Martin Fergie is a machine learning and computer vision researcher at the University of Manchester in the Division of Informatics, Imaging and Data Sciences. His research interests are focussed on using machine learning models to predict disease outcomes from medical imaging data. Key projects include: predicting breast cancer risk from screening mammograms; predicting clinical outcomes for cancer using multiplex immunofluorescence tissue imaging.
Martin is currently taking part in the InnovateUK ICURe programme to identify opportunities to help relieve the workload burden on pathologists by applying artificial intelligence in clinical digital pathology.
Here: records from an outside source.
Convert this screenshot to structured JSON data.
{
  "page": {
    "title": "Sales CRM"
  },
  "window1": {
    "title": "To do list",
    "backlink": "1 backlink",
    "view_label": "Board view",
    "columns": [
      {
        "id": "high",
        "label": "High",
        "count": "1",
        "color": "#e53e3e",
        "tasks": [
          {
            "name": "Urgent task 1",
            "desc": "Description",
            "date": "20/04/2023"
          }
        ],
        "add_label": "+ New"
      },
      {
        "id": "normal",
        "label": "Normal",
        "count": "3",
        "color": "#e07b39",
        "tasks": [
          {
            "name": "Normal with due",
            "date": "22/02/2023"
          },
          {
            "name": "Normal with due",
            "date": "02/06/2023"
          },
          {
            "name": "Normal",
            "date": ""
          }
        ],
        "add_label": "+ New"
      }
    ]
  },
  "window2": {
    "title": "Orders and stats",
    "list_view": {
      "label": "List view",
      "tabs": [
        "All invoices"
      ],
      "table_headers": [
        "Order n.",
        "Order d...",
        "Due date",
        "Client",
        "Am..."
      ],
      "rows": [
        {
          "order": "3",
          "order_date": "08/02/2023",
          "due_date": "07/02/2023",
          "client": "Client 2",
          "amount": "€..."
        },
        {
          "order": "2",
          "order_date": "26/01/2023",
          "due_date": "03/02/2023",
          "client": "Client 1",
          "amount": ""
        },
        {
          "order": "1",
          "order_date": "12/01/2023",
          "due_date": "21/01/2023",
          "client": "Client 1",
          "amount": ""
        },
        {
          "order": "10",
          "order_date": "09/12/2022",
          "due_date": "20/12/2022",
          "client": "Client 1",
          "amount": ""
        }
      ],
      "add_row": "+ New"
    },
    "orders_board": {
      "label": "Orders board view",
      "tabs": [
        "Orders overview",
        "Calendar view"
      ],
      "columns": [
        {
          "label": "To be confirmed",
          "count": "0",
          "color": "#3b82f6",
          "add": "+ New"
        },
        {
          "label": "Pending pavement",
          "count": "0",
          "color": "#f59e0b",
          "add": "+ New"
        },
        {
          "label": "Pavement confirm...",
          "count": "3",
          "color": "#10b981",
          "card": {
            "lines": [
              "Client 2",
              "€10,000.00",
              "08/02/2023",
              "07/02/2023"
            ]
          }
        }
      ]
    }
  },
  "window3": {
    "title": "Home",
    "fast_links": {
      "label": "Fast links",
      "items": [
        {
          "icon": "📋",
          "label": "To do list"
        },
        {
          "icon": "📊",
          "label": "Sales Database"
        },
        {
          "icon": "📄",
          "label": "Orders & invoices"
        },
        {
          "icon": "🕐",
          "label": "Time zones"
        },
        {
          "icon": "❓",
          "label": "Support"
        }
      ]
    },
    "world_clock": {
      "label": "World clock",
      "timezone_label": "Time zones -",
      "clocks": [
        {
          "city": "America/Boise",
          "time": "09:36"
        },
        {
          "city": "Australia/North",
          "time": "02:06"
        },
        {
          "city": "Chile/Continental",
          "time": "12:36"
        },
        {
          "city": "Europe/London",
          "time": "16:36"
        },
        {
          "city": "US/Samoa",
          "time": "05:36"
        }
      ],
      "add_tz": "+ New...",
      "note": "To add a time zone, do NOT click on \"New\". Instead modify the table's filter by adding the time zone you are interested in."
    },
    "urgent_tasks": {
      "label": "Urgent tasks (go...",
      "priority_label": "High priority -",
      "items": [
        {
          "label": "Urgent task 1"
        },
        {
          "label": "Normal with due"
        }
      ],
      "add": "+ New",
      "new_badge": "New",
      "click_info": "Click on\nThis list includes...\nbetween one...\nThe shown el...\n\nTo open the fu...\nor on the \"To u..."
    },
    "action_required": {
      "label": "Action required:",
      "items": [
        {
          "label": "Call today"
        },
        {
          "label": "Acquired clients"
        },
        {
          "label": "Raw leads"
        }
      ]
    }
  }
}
Martin undertook his PhD at the University of Manchester 2008 - 2012 developing machine learning models for 3D human pose estimation from monocular video.
After completing his PhD, he became the Chief Technology Officer of DigitalBridge (https://www.digitalbridge.com/), a start-up applying deep learning technology for performing image understanding for indoor scenes. Martin developed the foundations of the company's technology and played a central role in building the software development and R&D teams.
Seeking a new challenge, in March 2017 he moved to the University of Manchester to apply his experience in machine learning and computer vision to help develop novel cancer imaging biomarkers. Research areas include predicting breast cancer risk from mammographic screening data and developing models for predicting clinical outcomes from histology data for follicular lymphoma and head and neck cancer. In September 2018 he was appointed as a Lecturer as part of the Integrated, Interdisciplinary, Innovations in Healthcare Sciences Hub.